Tribeca, French Actresses, Gay History

Next week blogging will return to normal but this weekend I'm mostly offline. That's normally hard for me (My name is Nathaniel and I'm an internet addict) but this wedding weekend is such a blast that I haven't much though of movies... except for when we passed the Alamo Ritz earlier.

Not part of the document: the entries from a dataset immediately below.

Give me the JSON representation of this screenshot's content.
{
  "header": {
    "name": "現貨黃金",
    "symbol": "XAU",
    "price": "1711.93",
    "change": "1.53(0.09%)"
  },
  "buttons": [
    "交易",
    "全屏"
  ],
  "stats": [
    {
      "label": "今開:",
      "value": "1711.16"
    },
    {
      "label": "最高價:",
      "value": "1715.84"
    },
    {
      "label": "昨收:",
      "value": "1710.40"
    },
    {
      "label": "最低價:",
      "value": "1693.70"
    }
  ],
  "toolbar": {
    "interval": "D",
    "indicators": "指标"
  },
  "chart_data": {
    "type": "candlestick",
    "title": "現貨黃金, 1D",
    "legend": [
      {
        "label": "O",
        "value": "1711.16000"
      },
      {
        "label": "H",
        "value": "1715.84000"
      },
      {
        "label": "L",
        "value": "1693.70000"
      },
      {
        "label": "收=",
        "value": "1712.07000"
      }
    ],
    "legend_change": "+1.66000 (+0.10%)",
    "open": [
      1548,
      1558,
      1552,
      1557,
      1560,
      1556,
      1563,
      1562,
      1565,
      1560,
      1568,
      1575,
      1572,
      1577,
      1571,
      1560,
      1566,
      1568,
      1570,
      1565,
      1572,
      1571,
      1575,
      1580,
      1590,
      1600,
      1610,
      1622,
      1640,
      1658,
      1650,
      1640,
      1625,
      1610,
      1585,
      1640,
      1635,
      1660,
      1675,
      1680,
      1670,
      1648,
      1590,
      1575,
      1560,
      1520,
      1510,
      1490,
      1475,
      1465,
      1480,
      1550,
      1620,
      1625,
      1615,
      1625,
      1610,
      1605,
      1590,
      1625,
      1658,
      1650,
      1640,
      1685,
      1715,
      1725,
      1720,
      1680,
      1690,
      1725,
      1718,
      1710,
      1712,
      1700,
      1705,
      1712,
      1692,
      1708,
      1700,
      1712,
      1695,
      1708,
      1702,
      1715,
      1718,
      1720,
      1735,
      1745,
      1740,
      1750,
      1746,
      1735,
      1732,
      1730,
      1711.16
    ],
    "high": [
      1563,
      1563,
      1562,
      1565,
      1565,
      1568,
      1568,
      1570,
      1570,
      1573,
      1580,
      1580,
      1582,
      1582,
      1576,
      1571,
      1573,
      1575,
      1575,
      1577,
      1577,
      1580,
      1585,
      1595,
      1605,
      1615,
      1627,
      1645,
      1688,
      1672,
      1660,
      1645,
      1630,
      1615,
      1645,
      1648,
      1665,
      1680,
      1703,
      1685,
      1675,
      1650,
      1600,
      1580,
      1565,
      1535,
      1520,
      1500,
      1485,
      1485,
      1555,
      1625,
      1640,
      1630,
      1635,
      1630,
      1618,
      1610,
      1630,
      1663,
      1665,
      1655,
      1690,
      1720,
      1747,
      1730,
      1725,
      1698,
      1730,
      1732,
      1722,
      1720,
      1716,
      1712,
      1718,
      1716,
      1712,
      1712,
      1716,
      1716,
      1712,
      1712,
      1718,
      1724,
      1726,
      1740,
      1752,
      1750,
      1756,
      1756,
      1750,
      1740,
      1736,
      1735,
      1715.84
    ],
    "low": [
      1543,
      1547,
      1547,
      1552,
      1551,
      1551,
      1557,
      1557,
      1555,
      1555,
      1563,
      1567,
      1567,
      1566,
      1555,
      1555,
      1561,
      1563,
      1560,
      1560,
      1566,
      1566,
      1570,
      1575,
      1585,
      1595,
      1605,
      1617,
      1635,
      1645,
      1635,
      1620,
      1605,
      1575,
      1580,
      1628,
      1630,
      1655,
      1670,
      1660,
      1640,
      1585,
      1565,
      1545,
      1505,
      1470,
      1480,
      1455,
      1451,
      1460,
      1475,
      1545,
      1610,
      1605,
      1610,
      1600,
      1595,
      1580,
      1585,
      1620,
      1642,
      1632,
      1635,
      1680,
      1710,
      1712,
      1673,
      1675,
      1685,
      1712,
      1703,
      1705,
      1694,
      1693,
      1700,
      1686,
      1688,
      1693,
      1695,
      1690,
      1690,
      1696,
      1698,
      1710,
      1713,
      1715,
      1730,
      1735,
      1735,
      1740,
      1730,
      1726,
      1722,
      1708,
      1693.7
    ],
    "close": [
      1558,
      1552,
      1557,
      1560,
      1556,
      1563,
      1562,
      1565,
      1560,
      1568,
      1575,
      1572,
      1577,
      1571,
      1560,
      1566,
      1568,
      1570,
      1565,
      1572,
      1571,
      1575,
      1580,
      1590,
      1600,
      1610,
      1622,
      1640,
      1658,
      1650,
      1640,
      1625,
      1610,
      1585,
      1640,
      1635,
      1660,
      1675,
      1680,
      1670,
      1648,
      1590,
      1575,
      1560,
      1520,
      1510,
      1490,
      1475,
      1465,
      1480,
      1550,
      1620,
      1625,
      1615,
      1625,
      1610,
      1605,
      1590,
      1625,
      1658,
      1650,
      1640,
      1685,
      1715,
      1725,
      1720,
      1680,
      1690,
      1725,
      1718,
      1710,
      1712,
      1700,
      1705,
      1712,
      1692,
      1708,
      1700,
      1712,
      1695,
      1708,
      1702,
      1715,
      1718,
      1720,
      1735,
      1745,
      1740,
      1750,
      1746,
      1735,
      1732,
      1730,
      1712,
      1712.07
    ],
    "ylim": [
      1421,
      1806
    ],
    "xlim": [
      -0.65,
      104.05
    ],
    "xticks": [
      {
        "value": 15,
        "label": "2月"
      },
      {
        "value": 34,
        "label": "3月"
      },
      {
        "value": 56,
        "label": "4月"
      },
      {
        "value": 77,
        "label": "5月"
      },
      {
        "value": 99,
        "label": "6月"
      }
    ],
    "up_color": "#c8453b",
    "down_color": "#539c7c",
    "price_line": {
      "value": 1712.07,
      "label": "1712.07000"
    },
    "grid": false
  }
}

Before I left I took in my last Tribeca film, All About Actresses [Q & A] which is a French mockumentary about actresses and their neurosis. The actresses play themselves... but comedic false versions of themselves. The writer/director/star Maïwenn looked SO familiar to me and I just couldn't place her. This is what IMDB is for. Turns out she played the diva Plavalaguna in The Fifth Element. Well, how about that? I always loved her scene in that movie. Her new film is... unusual... but despite my francophilia, I feel like more knowledge of French cinema would have definitely helped me get the comedic twists on the star personas of the various actresses featured: Karin Viard, Charlotte Rampling, Muriel Robin, Karole Rocher, Jeanne Balibar, Romane Bohringer, Mélanie Doutey, Julie Depardieu, Estelle Lefébure. Nevertheless I was horrified that the audience knew even less than I. Consider: One audience member stands to ask a question and prefaces it by saying
I can't remember her name... but my question is about the old lady. The one that was in Basic Instinct 2...
 Charlotte Rampling?!? CHARLOTTE freaking RAMPLING reduced to 'the old lady that was in Basic Instinct 2?'

........Nathaniel wept.

I kept trying to picture All About Actresses with more familiar Hollywood actresses and it'd be quite a watchable oddity that we'd have to talk about. We'd have to talk about it a lot. My greatest take away was that I missed Romane Bohringer and I definitely want to see more of Karin Viard's work.

I forgot to mention it earlier but I also attended a special screening of the work in progress documentary Making the Boys [Panel] which covers the history of Mart Crowley's landmark gay stage play turned movie Boys in the Band (1968-1970). I have long been in the camp that feels that the property in question is a classic example of internalized homophobia but the documentary is terrific at showing all the sides of the arguments surrounding it. It attempts to put it all into perspective in terms of Boys place in the chronology of gay liberation. When it's completed it'll also be a must see for classic Hollywood devotees -- especially Natalie Wood fans. She was Crowley's patron saint, friend, and frequent employer and she gets lots of time and love in the documentary. Major bonus points: archival footage from parties at Wood's beach house with Hollywood stars like Sal Mineo and Roddy McDowall and great anecdotes about Bette Davis, William Friedkin and Richard Harris among others.

...more later but now I sleep and attend wedding festivities. Have a great weekend.